Plan on an annual check, ideally in late summer or early fall before the damp Vancouver winter really sets in and technicians get busy. A service visit covers the burner, pilot assembly, gas connections, and glass cleaning, and typically runs $150 to $250 CAD. Skipping it on a unit that runs most evenings from October through April is how a worn igniter or a sooted burner shows up on the coldest, wettest night of the year.
Does it make sense to install wood or pellet heat instead of gas here?
For most Victoria-Fraserview homes, no—wood and pellet heat make more sense in colder inland parts of British Columbia, where winter inversions and smoke advisories have pushed several regional districts into wood-stove exchange programs and where a real cordwood supply is closer at hand. With a winter low averaging just 0.9°C and gas service from FortisBC already at the curb, a direct-vent gas fireplace covers the ambience and backup-heat role most homeowners here actually want, without the wood storage, chimney sweeping, or CSA/EPA-certification questions that come with a solid-fuel appliance. Pellet stoves using regional brands like Pinnacle Premium remain an option for anyone who wants a wood-like flame with less daily hassle, but they're a niche choice in this neighbourhood rather than the default.
Can a gas fireplace run on a thermostat?
Most modern gas fireplaces can—turn it on and off from the couch with a remote, or set a room temperature and let the fireplace hold the comfort zone for you. If low maintenance matters to your family, this is the feature set that makes gas the convenience pick over wood and pellet.

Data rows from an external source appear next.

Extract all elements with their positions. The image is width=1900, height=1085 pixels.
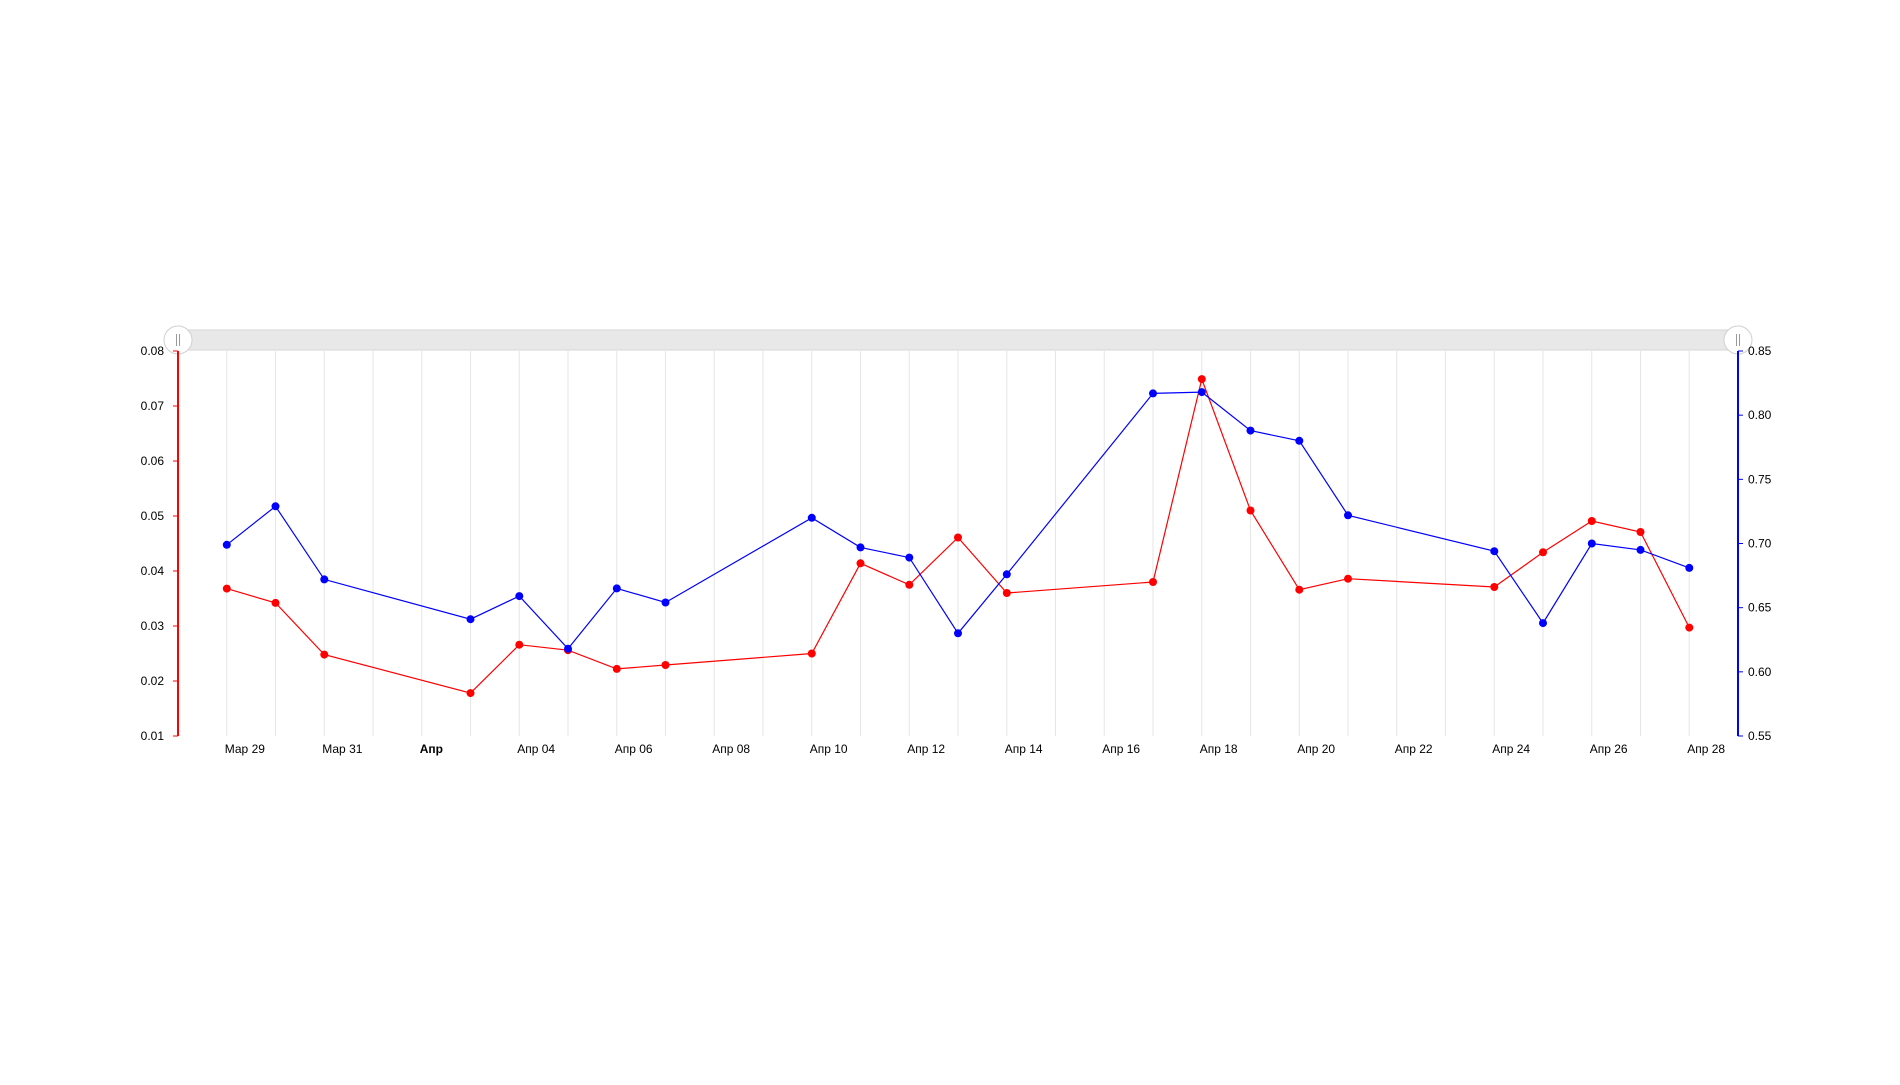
- series-0-point: [1246, 506, 1255, 515]
- series-1-point: [856, 543, 865, 552]
- series-1-point: [954, 629, 962, 638]
- x-axis-tick-label: Апр 28: [1687, 742, 1725, 756]
- x-axis-tick-label: Апр 12: [907, 742, 945, 756]
- right-axis-tick-label: 0.85: [1748, 344, 1772, 358]
- scrollbar-track[interactable]: [177, 329, 1739, 351]
- series-1-point: [1344, 511, 1352, 520]
- series-0-point: [1685, 623, 1694, 632]
- right-axis-tick-label: 0.75: [1748, 472, 1772, 486]
- left-axis-tick-label: 0.06: [141, 454, 165, 468]
- x-axis-tick-label: Апр 26: [1590, 742, 1628, 756]
- left-axis-tick-label: 0.08: [141, 344, 165, 358]
- right-axis-tick-label: 0.65: [1748, 601, 1772, 615]
- series-0-point: [856, 559, 865, 568]
- series-1-point: [661, 598, 670, 607]
- right-axis-tick-label: 0.80: [1748, 408, 1772, 422]
- series-1-point: [905, 553, 914, 562]
- series-0-point: [1197, 375, 1206, 384]
- series-0-point: [466, 689, 475, 698]
- series-0-point: [515, 640, 524, 649]
- series-0-point: [271, 598, 280, 607]
- series-0-point: [1002, 589, 1011, 597]
- left-axis-tick-label: 0.02: [141, 674, 165, 688]
- series-0-point: [612, 664, 621, 673]
- x-axis-tick-label: Апр 16: [1102, 742, 1140, 756]
- x-axis-tick-label: Апр: [420, 742, 443, 756]
- series-1-point: [271, 502, 280, 511]
- series-0-point: [1149, 578, 1157, 586]
- tick-labels: 0.01 0.02 0.03 0.04 0.05 0.06 0.07 0.08 0.55 0.60…: [141, 344, 1772, 756]
- left-axis-tick-label: 0.04: [141, 564, 165, 578]
- series-0-point: [1636, 528, 1645, 536]
- series-1-point: [1149, 389, 1157, 398]
- x-axis-tick-label: Апр 06: [615, 742, 653, 756]
- right-axis-tick-label: 0.55: [1748, 729, 1772, 743]
- series-0-point: [1539, 548, 1547, 557]
- series-1-point: [564, 644, 572, 653]
- series-0-point: [320, 650, 329, 659]
- series-0-point: [222, 584, 231, 593]
- axes: [173, 350, 1743, 737]
- series-0-point: [1295, 585, 1304, 594]
- series-1-point: [515, 592, 524, 601]
- series-1-point: [1295, 436, 1304, 445]
- series-1-point: [1490, 547, 1499, 556]
- series-0-point: [1344, 574, 1352, 583]
- x-axis-tick-label: Апр 24: [1492, 742, 1530, 756]
- series-1-point: [1539, 619, 1547, 628]
- series-1-point: [1587, 539, 1596, 548]
- series-0-point: [1587, 517, 1596, 525]
- series-0-point: [1490, 583, 1499, 591]
- scrollbar[interactable]: [163, 325, 1753, 355]
- series-0-point: [661, 661, 670, 669]
- series-1-point: [1246, 426, 1255, 435]
- x-axis-tick-label: Апр 10: [810, 742, 848, 756]
- left-axis-tick-label: 0.03: [141, 619, 165, 633]
- series-1-point: [1636, 545, 1645, 554]
- series-0-point: [954, 533, 962, 542]
- series-0-point: [807, 649, 816, 658]
- series-1-point: [222, 540, 231, 549]
- x-axis-tick-label: Апр 22: [1395, 742, 1433, 756]
- series-1-point: [1002, 570, 1011, 579]
- left-axis-tick-label: 0.07: [141, 399, 165, 413]
- series-layer: [222, 375, 1694, 698]
- scrollbar-left-grip[interactable]: [163, 325, 193, 355]
- series-1-point: [1197, 388, 1206, 397]
- series-0-point: [905, 580, 914, 589]
- x-axis-tick-label: Апр 20: [1297, 742, 1335, 756]
- right-axis-tick-label: 0.60: [1748, 665, 1772, 679]
- left-axis-tick-label: 0.05: [141, 509, 165, 523]
- x-axis-tick-label: Апр 18: [1200, 742, 1238, 756]
- left-axis-tick-label: 0.01: [141, 729, 165, 743]
- series-1-point: [807, 513, 816, 522]
- series-1-point: [320, 575, 329, 584]
- x-axis-tick-label: Апр 04: [517, 742, 555, 756]
- x-axis-tick-label: Апр 14: [1005, 742, 1043, 756]
- x-axis-tick-label: Мар 31: [322, 742, 362, 756]
- series-1-point: [466, 615, 475, 624]
- series-1-point: [612, 584, 621, 593]
- x-axis-tick-label: Апр 08: [712, 742, 750, 756]
- series-1-point: [1685, 563, 1694, 572]
- right-axis-tick-label: 0.70: [1748, 537, 1772, 551]
- grid-layer: [226, 351, 1690, 736]
- x-axis-tick-label: Мар 29: [225, 742, 265, 756]
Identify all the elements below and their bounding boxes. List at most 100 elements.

Why do fireplace quotes vary so much?
Because a fireplace is an iceberg—there's more behind the wall than in front of it. A low quote often covers only the unit; the full scope includes vent pipe, gas line or electrical, framing, and the tile or stone that has to come off and go back on. Make every bidder price the whole job. If a dealer can't speak to the full scope with confidence, that's your signal to keep looking.
Why is my open fireplace making my house colder?
Open fireplaces suck—literally. As the fire burns, it consumes air your furnace already paid to heat and pulls it out through the chimney, so the house is actually colder after the fire goes out than before you lit it. An insert fixes this: it seals the chimney, puts fixed glass across the front, and turns that hole in your house into a real heat source.
Is my gas fireplace wasting gas?
If it was installed more than 15 years ago, probably. Older gas fireplaces keep a standing pilot light burning all the time, and that little flame can cost a couple hundred dollars a year. Newer models use pilot-on-demand ignition—the pilot lights only when you use the fireplace and goes out when you turn it off.
Nearby Dealers
Hearth shops serving Victoria-Fraserview and the surrounding area.
Myers Controls & Equipment (Parts Only)
Natural Gas Service in Victoria-Fraserview
Confirm service at your address before planning a gas fireplace—a quick call settles it.
FortisBC (Gas)
Pacific Northern Gas
Get your free Project Guide & Parts List for a Victoria-Fraserview gas fireplace.
Tell me about your home and whether you're already on FortisBC gas, and I'll match you with a trusted local dealer and send a free Project Guide & Parts List with the exact vent kit and parts your project needs.